Paulinho da Viola: o suave canto de amor em tão aguardada live


Primeira apresentação do Príncipe do Samba, transmitida da Cidade das Artes, no Rio de Janeiro, foi tão elegante quanto ele. Nada de patrocinadores invadindo a tela ou interrompendo o show. A única exaltação foi aos bambas, para deleite da audiência

*Por Simone Gondim

A delicadeza das cordas do cavaquinho e a voz suave de Paulinho da Viola em “Nas ondas da noite” abriram a tão aguardada live do Príncipe do Samba, transmitida pelo GloboPlay em um cenário montado na Cidade das Artes, no bairro carioca da Barra da Tijuca. Aos poucos, o time de músicos que o acompanhava – do qual faziam parte nomes presentes há anos em trabalhos do artista, como Celsinho Silva, Hércules Nunes, Dininho Silva, Mário Sève e Marcos Esguleba – foi somando seus instrumentos, dando uma ideia do clima de encantamento que marcaria o show.

Com a elegância que lhe é peculiar, Paulinho começou a apresentação pontualmente às 22h, horário marcado para o início da live. Antes da segunda canção, cumprimentou o público timidamente. “É um prazer muito grande poder, depois de tanto tempo, me apresentar para aquelas pessoas que conhecem o meu trabalho, acompanham o meu trabalho há tanto tempo, e até aquelas que não conhecem. Espero que gostem desta live”, disse ele.

(Foto: Reprodução internet)

Em seguida, Paulinho falou de sua relação forte com o samba e lembrou que cada letra tem uma história, que não se limita a uma exaltação do ritmo, mas trata de outras coisas – se a referência a críticas sociais, por exemplo, não havia ficado clara por conta da sutileza do artista, a música da sequência, “Filosofia do samba”, com seus versos “Cada qual ama a si próprio / Liberdade e igualdade, onde estão / Não sei” tirou a dúvida de quem, como cantava sabiamente Candeia, é cego porque só vê onde a vista alcança.

Ao longo de uma hora e meia de show, Paulinho da Viola ainda prestou homenagens a vários parceiros, como Elton Medeiros, Noca da Portela, Sérgio Natureza, Hermínio Bello de Carvalho e José Carlos Capinan. Ele também desfiou um repertório de sucessos próprios, como “Argumento”“Eu canto samba”, “Foi um rio que passou em minha vida” e “Pecado capital”, conhecidos até por quem não é assíduo frequentador de rodas de bambas.

Paulinho da Viola à frente dos músicos João Rabello, Adriano Souza, Mário Sève, Marcos Esguleba, Ricardo Costa, Dininho e Celsinho Silva (Foto: Reprodução internet)

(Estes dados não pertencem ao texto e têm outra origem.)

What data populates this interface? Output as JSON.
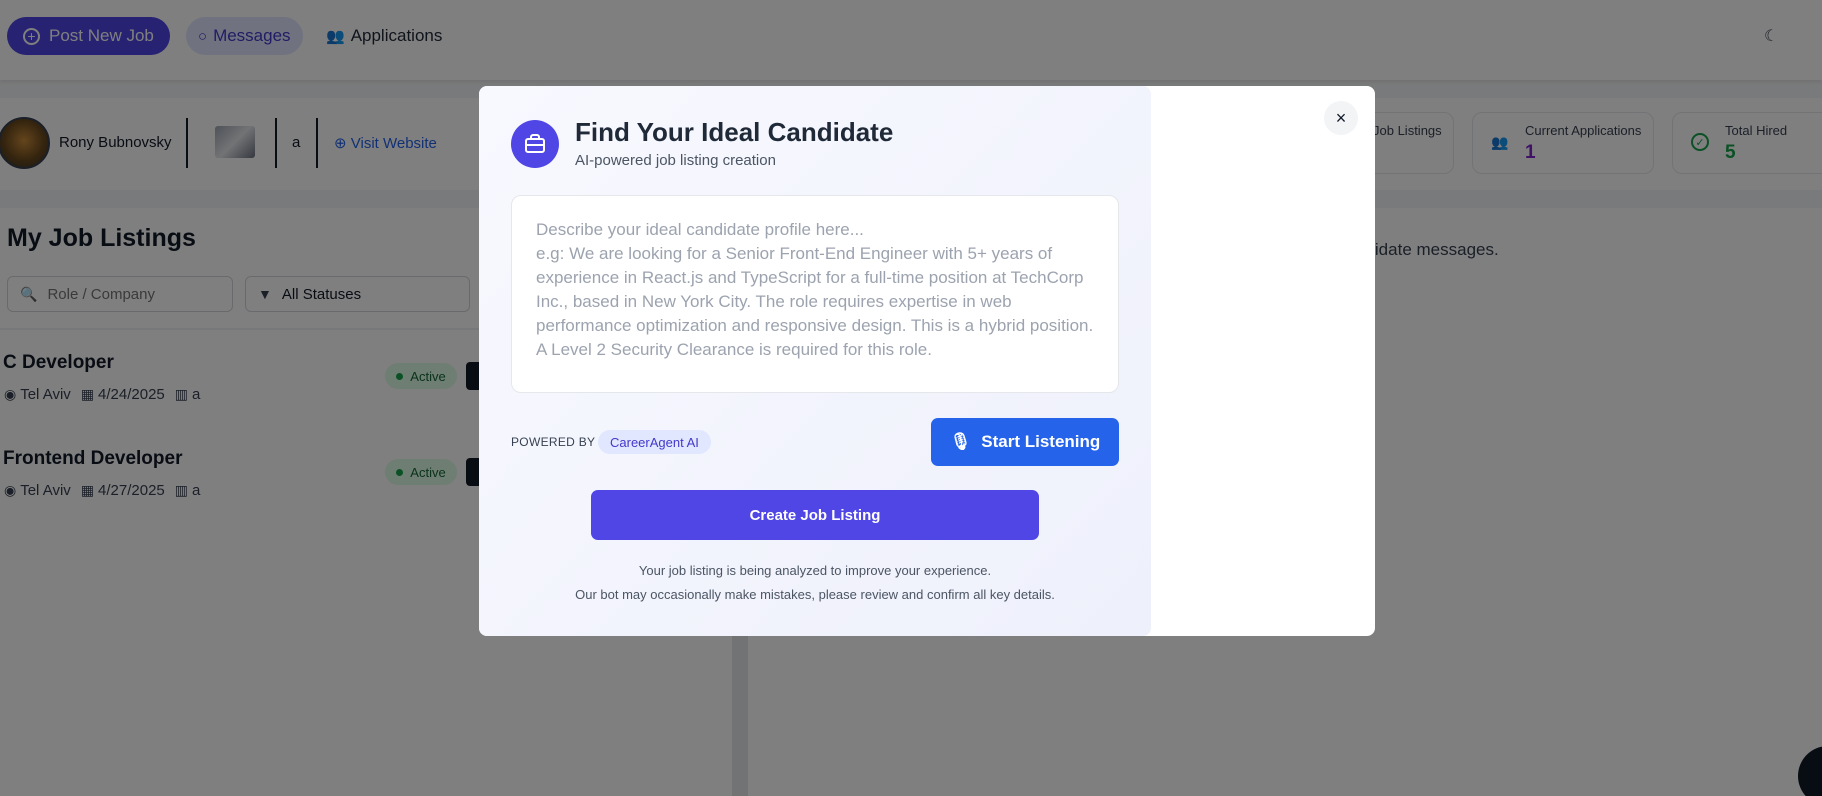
{
  "nav": {
    "post_job": "Post New Job",
    "messages": "Messages",
    "applications": "Applications"
  },
  "profile": {
    "name": "Rony Bubnovsky",
    "company": "a",
    "visit": "Visit Website"
  },
  "stats": [
    {
      "label": "Job Listings",
      "value": ""
    },
    {
      "label": "Current Applications",
      "value": "1"
    },
    {
      "label": "Total Hired",
      "value": "5"
    }
  ],
  "listings": {
    "title": "My Job Listings",
    "search_placeholder": "Role / Company",
    "status_filter": "All Statuses",
    "jobs": [
      {
        "title": "C Developer",
        "location": "Tel Aviv",
        "date": "4/24/2025",
        "company": "a",
        "status": "Active"
      },
      {
        "title": "Frontend Developer",
        "location": "Tel Aviv",
        "date": "4/27/2025",
        "company": "a",
        "status": "Active"
      }
    ]
  },
  "messages_panel": {
    "text": "ndidate messages."
  },
  "modal": {
    "title": "Find Your Ideal Candidate",
    "subtitle": "AI-powered job listing creation",
    "placeholder": "Describe your ideal candidate profile here...\ne.g: We are looking for a Senior Front-End Engineer with 5+ years of experience in React.js and TypeScript for a full-time position at TechCorp Inc., based in New York City. The role requires expertise in web performance optimization and responsive design. This is a hybrid position. A Level 2 Security Clearance is required for this role.",
    "powered_by": "POWERED BY",
    "ai_name": "CareerAgent AI",
    "listen": "Start Listening",
    "create": "Create Job Listing",
    "note1": "Your job listing is being analyzed to improve your experience.",
    "note2": "Our bot may occasionally make mistakes, please review and confirm all key details.",
    "close": "×"
  },
  "colors": {
    "primary": "#4f46e5",
    "blue": "#2563eb",
    "success": "#16a34a",
    "purple": "#7e22ce"
  }
}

A história de “Talismã”, inusitada parceria com Marisa Monte e Arnaldo Antunes, lançada em 2007, foi contada em outra breve pausa. Paulinho encontrou a melodia esquecida em uma fita k7 antiga e mandou como uma provocação a Marisa e Arnaldo. Para a sua surpresa, dias depois chegou a letra completa, com versos como “Eu não preciso de um talismã / Nem penso em meu amanhã / Vou remando com a maré / Eu não preciso de patuá / Nem peço ao meu orixá / Não vou na igreja, não sei rezar / Mas tenho fé / Pois agora quem eu quis / Também me quer”.

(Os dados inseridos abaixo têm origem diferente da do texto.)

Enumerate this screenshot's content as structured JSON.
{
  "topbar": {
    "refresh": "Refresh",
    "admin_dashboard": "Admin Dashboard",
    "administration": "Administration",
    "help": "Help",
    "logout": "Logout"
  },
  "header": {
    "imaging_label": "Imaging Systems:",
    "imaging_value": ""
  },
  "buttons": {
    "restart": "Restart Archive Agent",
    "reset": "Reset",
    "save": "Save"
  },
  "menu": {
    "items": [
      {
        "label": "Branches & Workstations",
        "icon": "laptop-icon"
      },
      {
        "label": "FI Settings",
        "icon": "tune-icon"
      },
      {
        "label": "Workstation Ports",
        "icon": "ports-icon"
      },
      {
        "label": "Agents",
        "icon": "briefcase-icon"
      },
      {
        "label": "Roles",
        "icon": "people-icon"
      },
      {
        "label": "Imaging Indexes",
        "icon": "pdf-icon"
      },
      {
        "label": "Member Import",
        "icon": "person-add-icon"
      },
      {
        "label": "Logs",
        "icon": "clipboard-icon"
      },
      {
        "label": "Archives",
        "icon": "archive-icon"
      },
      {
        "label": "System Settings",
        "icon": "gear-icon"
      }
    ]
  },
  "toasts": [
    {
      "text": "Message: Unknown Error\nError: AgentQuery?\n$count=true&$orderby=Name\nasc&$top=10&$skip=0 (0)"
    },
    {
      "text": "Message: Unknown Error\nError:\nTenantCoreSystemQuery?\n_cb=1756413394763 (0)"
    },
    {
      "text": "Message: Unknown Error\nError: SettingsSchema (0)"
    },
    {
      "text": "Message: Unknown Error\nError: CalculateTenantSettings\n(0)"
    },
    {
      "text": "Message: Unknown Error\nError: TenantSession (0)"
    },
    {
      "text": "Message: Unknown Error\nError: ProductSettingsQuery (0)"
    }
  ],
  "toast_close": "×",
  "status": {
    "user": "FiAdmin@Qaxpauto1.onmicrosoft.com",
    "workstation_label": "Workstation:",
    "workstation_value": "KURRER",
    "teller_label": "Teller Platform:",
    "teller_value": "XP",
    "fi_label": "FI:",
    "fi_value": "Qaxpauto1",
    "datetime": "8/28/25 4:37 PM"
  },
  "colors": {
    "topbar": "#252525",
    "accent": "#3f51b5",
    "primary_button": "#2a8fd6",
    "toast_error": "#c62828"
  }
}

Quem não era fã do artista ficou sabendo um pouco mais de seus gostos. Antes de tocar “Onde a dor não tem razão”, por exemplo, ele explicou que se tratava de uma das suas canções preferidas, feita com Elton Medeiros, um de seus primeiros parceiros no mundo do samba. A noite era de samba, mas houve espaço para o choro, com a bela “Coração imprudente”, composta com o baiano José Carlos Capinan, considerado um dos grandes letristas do Brasil e parceiro de outros medalhões da música nacional, como Gilberto Gil, Edu Lobo, João Bosco, Caetano Veloso e Moraes Moreira.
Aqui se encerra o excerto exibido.